Twitter: It's "Rilfe shot with Scope" Marketing

Recently Guy Kawasaki has been getting flamed for his twitter promotion of his new book "Enchantment"  Guy uses a twitter aggregator to schedule his tweets and the same "tweet" was running just a bit too often for some of his followers.  In their eyes it was just  too much self promotion.

In many ways the Twitter wall rolls like a stock ticker. If you're not watching right now you may miss the message.  As a result, many individuals and companies schedule the same tweet over and over.  Followers get bored with the same message and ask "What's the Value?" "Where's the interaction?" 

So, what the right balance if you want to promote something?

Rule #1: It doesn't start with Twitter

If you want to to drive traffic to your landing page, and subsequent "call to action",  your Twitter tactics start with your landing page strategy.  When developing your landing page ask yourself:

  • Who is my target audience?
  • Who are the end users, the consumers, of this product or service?
  • Who are the "thought leaders" on this topic?
  • Will this product or service 'compliment' someone else's product or service?

Your Twitter strategy is derived from your landing page content strategy. Make the assumption that you are going to tweet about the landing page many times over a given period of time, say the next six months. However, you don't want the message to appear the EXACT SAME WAY each time.  In other words, just like when you watch television commercials, the same commercial may have several different "edit" versions, some of which you like more than others. The same applies to Twitter. What captures one person's attention may not be the same thing that captures someone else's.  

As you compose your content, be thinking about who your target audience in going to be.  If your company has an affiliation with another company then you can talk about them in the content of the landing page.  Each one you talk about becomes a potential target for a 'retweet' of your message, which in turns drives more traffic to your site as well as engaging with your customers (or your customer's customers whom you both share.)

An example

Here's an example: Let's pretend that you manufacture high performance brakes for a variety of cars.  Your target audience is the owner's of specific brands, makes and models.  You can mention those brands, makes and models in your content and then schedule a specific targeted "tweet mention" to those companies. 

But, it doesn't end there. Since you are in the automotive sector, there are other companies that make non-competing accessories, like turbo chargers for example. Perhaps one of your tweets is "@turbochargercoolpeople we love your new turbobooster bit.ly.link but if ur customers gotta stop, we got these bit.ly.brakes"  Of course that may be preceded with some engagement with @turbochargercoolpeople and knowing more about what THEIR new product does.  Is it really a good marriage for your stuff?

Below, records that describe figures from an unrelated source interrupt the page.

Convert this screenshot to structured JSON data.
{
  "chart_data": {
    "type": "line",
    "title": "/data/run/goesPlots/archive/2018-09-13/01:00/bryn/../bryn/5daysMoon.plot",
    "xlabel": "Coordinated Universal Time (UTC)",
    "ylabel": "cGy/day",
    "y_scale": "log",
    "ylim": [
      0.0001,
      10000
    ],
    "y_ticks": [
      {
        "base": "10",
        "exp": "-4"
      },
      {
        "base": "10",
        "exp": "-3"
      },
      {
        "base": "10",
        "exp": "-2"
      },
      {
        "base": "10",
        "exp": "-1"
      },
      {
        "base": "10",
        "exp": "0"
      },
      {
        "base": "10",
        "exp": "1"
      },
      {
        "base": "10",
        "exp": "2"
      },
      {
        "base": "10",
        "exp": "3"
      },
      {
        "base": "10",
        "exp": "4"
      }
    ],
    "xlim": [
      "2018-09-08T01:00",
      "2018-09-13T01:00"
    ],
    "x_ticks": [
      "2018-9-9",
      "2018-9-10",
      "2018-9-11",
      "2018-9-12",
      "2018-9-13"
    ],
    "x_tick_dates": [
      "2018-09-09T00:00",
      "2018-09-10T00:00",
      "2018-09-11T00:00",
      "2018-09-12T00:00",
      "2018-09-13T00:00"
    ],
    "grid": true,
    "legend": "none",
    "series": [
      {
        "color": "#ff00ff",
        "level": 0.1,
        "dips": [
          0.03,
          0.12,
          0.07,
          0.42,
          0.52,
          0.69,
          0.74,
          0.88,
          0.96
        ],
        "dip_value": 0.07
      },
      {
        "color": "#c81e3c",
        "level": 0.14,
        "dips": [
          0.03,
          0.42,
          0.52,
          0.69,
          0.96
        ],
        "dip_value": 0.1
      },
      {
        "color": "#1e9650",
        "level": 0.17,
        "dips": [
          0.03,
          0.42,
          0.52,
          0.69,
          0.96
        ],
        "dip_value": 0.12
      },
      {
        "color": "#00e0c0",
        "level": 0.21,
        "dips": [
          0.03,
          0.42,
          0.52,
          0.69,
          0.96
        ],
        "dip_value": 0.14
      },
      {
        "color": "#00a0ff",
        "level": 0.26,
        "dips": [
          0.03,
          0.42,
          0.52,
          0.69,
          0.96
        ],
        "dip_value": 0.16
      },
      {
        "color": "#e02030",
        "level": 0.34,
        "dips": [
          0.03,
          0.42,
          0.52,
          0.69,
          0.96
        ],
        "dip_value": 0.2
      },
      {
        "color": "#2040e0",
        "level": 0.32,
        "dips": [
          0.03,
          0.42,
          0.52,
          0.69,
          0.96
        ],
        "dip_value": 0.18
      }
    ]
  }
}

The real point of all of this is "don't send a sales message" and certainly "don't send the same thing over and over"  With Twitter you've got to look a bit different than everyone else.  Remember, in real life human-to-human contact when you engage in conversation with someone have you ever noticed that it attracts more people. That old trade show marketing 101 technique of "A crowd attracts a Crowd" applies aptly to Twitter.

So how does it work?

Let pretend that you are participating in a trade show in 6 weeks and you know that XYZ company is also going there but you've had no engagement with them on Twitter.  You write your content of your landing page and are prepared to talk about their new product.

Timeline:

Step 1:

  • Research OEM new products
  • Research Twitter and how well the OEM engages
  • What products have just been released by the OEM that parallel yours?
  • Develop your landing page content
  • Schedule your content to post in 2 1/2 weeks

Step 2: 

  • This week: engage with them: RT their new products; Mention how impressed you are about some aspect (be honest)
  • Next week: #FF them if they've begun talking to you.
  • Week 2.5: Launch your blog
  • Week 3: Start "targeting" this ONE OEM company with a mention about how things might fit
  • Week 4: Mention that you look forward to visiting the OEM at their booth
  • Week 5: Does the OEM need any help with last minute display stuff? 
  • SHOW: Put them in the cycle of mentions

You've probably noticed that this can involve quite a bit of work just for ONE target.  No one said that Social Media was going to be easy. It's about building and cultivating relationships.  Twitter permits you to target very precisely whom you want to engage with and it requires both an overall strategy and some pretty specific tactical implementation. As with any "plan" it will need to change and adapt to changing circumstances. Remember that you don't get the big trophy on a wall with a shotgun. It's one shot one kill. Plan your shot. Execute. Once you've got one targeted, go back and do it for each company that you mentioned.